Saat Danar dan Disa keluar rumah, Disa terkagum melihat keindahan alam dan sekitar halaman rumahnya. Disa tidak pernah keluar satu kalipun karena dia hanya bermain di dalam rumah besarnya. Sedangkan Danar walaupun sudah biasa melihat pemandangan ini berulang kali tapi Danar selalu merasa bangga dan senang di saat melihat pemandangan alam yang indah mempesona.

"Disa coba lihat, di depan kita adalah Gunung Sindoro indahkan... Juga lihat, lihat dek... disebelah kiri itu Gunung Bismo"

Disa terdiam dan terkagum-kagum saat melihatnya.

"Dek Disa lihatlah yang disana itu adalah Gunung tertinggi kedua.... Gunung Sumbing"

Sambil menunjuk ke arah gunung-gunung dan juga menolehkan wajah adik kecilnya menghadap ke arah gunung yang ditunjukknya.

"Kakak itu luar biasaaaa"

Disa merasa senang dan gembira saat melihat apa yang ditunjuk Kakaknya. Rumah dari keluarga ini berada di kaki Gunung Bismo dimana bagian belakang rumah adalah hutan pribadi dan masing-masing samping rumah juga hutan pribadi. Untuk bagian samping posisi hutan lebih rendag dari posisi rumah dan halaman, sehingga bisa melihat pemandangan dengan jelas. Bagian depan juga sama seperti yang ada disamping sisi selain posisi tanah lebih rendah dari posisi rumah besar yang dibangun. Bagian depan dari sepanjang pos 1 hingga ke pos penjagaan 2 disamping jalan adalah kebun yang dimiliki keluarga Ibu Amanda. Kebun pertanian itu di kelola oleh penduduk sekitar deng menyewa. Sebagian lahan kebun didekat rumah dikelola secara pribadi dimana Ibu Amanda menjadi kepala kebun dan beberapa wanita tua dan perempuan muda yang tidak tamat pendidikan SLTA yang dipekerjakan Ibu Amanda.

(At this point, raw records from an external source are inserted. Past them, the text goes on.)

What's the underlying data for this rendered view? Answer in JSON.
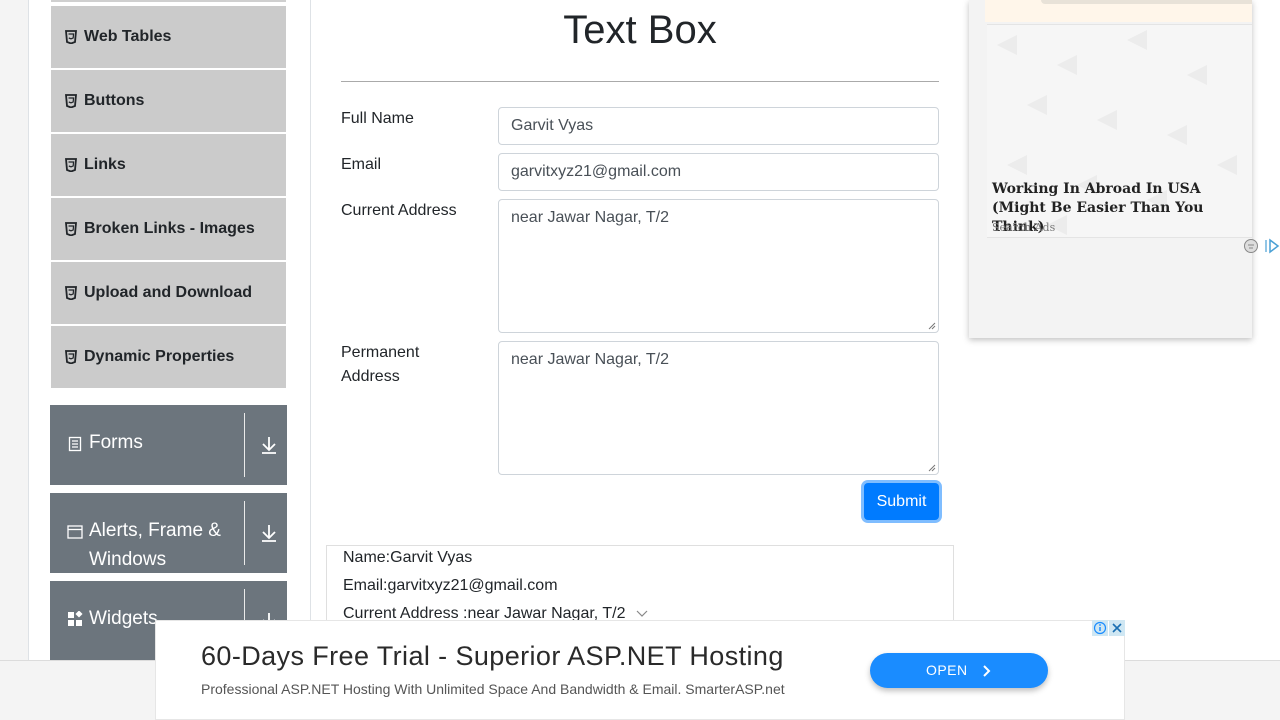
{
  "sidebar": {
    "items": [
      {
        "label": "Web Tables"
      },
      {
        "label": "Buttons"
      },
      {
        "label": "Links"
      },
      {
        "label": "Broken Links - Images"
      },
      {
        "label": "Upload and Download"
      },
      {
        "label": "Dynamic Properties"
      }
    ],
    "groups": [
      {
        "label": "Forms",
        "icon": "form-icon"
      },
      {
        "label": "Alerts, Frame & Windows",
        "icon": "window-icon"
      },
      {
        "label": "Widgets",
        "icon": "widgets-icon"
      }
    ]
  },
  "main": {
    "title": "Text Box",
    "fields": {
      "full_name": {
        "label": "Full Name",
        "value": "Garvit Vyas"
      },
      "email": {
        "label": "Email",
        "value": "garvitxyz21@gmail.com"
      },
      "current_address": {
        "label": "Current Address",
        "value": "near Jawar Nagar, T/2"
      },
      "permanent_address": {
        "label": "Permanent Address",
        "value": "near Jawar Nagar, T/2"
      }
    },
    "submit_label": "Submit",
    "output": {
      "name": "Name:Garvit Vyas",
      "email": "Email:garvitxyz21@gmail.com",
      "current_address": "Current Address :near Jawar Nagar, T/2"
    }
  },
  "side_ad": {
    "headline": "Working In Abroad In USA (Might Be Easier Than You Think)",
    "source": "Search Ads"
  },
  "bottom_ad": {
    "title": "60-Days Free Trial - Superior ASP.NET Hosting",
    "subtitle": "Professional ASP.NET Hosting With Unlimited Space And Bandwidth & Email. SmarterASP.net",
    "cta": "OPEN"
  },
  "colors": {
    "primary": "#007bff",
    "menu_item_bg": "#cbcbcb",
    "group_bg": "#6c757d",
    "ad_cta": "#1a8cff"
  }
}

Ibu Amanda melihat anaknya yang terlamun dengan keindahan alam disekitar rumah tidak berani berucap dan mengganggu anaknya.

"Mba Linda hubungi Bu Ira dan katakan kalau kami akan datang sedikit terlambat".

"Baik Nyonya"

Linda mengambil ponsel dan mengubungi bu Ira.

"Disa setelah pulang nanti, ayo kita bermain di halaman rumah disana ada tempat yang bagus. Kamu bisa melihat bunga warna warni yang mekar dan di sampingnya ada ikan mas yang berwarna cantik dan keemasan disungai kecil itu..."

Disa hanya mengerti dengan bunga warna warni tapi belum paham tentang apa itu ikan. Karena Disa biasa mendapatkan bunga dari kakaknya. Kakaknya biasa memetik bunga setelah pulang dari TK untuk adiknya.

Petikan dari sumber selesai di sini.